GG: European assets are generally quite a tough sell right now. But those investors who have been in the markets over the long term can and will still invest. So yes, in a sense, there is an appetite, but it is for the contrarians who can take a 5-10 year view. We are raising a European-focused fund-of-funds for small and medium vehicles right now, and we have had commitments from our US and other global clients.
There is continued demand for certain private equity funds and it is a lot clearer these days who is getting traction in terms of fundraising. There is certainly a polarisation in who can raise capital. SL Capital is interested in energy and we are see a supercycle over the next five years, and we are keen on turnaround in Europe so that is what we are looking at in addition to the mainstream.
AT: What are the most important criteria when choosing a fund manager in the Nordics and have these factors changed in the past years?
GG: No, it hasn't really changed. You find private equity teams in the region from industrial backgrounds with a focus on building local champions and expanding them across the Nordic's. Buy-and-build is a big component of the success there, as is this combination of industrial and financial expertise. Nordic companies have a focus on exporting, which is great, as the region is small on a global basis. They also have the right supply of management talent there, and can find people with global experience and strong local relationships. Relationships are a big thing in the region, because success is not necessarily measured in financial terms in society. There has historically been a healthy interaction between the company, employees, unions and the private equity firms that has been powerful. However, today there are a number of fronts where there has been a backlash against private equity in terms of taxation of and leverage. We do not expect this to materially impact the returns from the region.
AT: The implementation dates for new European regulation are coming closer. How well prepared are you for the new constraints?
GG: The AIFMD is certainly something we are working hard to understand and comply with. We have outsourced our day-to-day back office administration since 1999 and are regulated by the FSA and SEC, so we already meet many of the new obligations. Understandably, we need to see the final regulations in order to best understand what our full obligations will be under AIFMD.
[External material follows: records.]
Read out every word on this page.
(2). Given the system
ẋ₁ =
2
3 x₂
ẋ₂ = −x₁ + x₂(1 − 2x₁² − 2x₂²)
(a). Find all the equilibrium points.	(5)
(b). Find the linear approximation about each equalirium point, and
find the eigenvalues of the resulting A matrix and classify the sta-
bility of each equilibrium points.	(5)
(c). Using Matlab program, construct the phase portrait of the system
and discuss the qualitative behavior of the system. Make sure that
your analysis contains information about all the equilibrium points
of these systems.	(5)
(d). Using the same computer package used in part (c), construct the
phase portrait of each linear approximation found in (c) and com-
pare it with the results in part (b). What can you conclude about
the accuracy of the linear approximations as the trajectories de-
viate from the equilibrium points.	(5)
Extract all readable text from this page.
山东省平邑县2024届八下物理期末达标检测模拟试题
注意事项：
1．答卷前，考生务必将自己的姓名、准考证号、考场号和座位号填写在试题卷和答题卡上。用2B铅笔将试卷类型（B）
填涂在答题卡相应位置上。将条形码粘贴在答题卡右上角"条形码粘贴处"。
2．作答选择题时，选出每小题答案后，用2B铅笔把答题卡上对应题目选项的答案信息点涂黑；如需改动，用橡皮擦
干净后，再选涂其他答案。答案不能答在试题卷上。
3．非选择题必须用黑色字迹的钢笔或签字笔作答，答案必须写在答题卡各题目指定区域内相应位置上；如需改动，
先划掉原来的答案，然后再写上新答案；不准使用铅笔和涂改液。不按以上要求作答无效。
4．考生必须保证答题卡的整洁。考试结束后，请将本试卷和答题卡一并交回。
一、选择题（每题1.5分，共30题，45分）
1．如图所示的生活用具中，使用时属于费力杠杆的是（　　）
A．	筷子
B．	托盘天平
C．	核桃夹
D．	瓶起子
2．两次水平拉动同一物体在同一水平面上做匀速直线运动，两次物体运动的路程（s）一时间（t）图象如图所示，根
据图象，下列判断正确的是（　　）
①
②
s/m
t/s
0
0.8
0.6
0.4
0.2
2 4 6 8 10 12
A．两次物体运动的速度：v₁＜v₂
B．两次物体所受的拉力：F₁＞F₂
Since 1999, we have raised 15 funds-of-funds, however we are aware that it will be tougher and more complex for us to run our business in the future, so we have hired specific resource to help us deal with this. For our pension fund clients we are providing their whole private equity solution, and we will take the burden from them in dealing with these regulations. Still, undoubtedly it will cost more to do business in the future and we will have to absorb that.
AT: What are your thoughts on investment incentives, such as early-bird discounts, but also including co-investment opportunities? Are incentives more or less important in an economic climate like the current one, where deal quality is so important?
GG: These Incentives can never offset the quality of the managers. That does not mean we do not take advantage of opportunities, though.
A mediocre fund with average performance does not get more attractive through incentives. We are looking for the best value for our clients and always push hard on fees and firms that accept the market norms. In general, SL Capital tries to be a first-close investor and if there are discounts for early commitments that is one thing. But these discounts do not make a fundraising successful.
AT: Some have pointed out that co-investments can be really strenuous and work-intense, yet SL engages in it.
GG: Co-investing has been in our DNA for years and 30% of our capital goes into direct co-investments alongside our managers. For that to work and to deliver outperformance, long-term relationships with managers are crucial and we have the necessary resources in place in terms of staffing to ensure these relationships generate strong dealflow. The managers want to see that you can deliver and commit on a transaction and that is where we have been successful.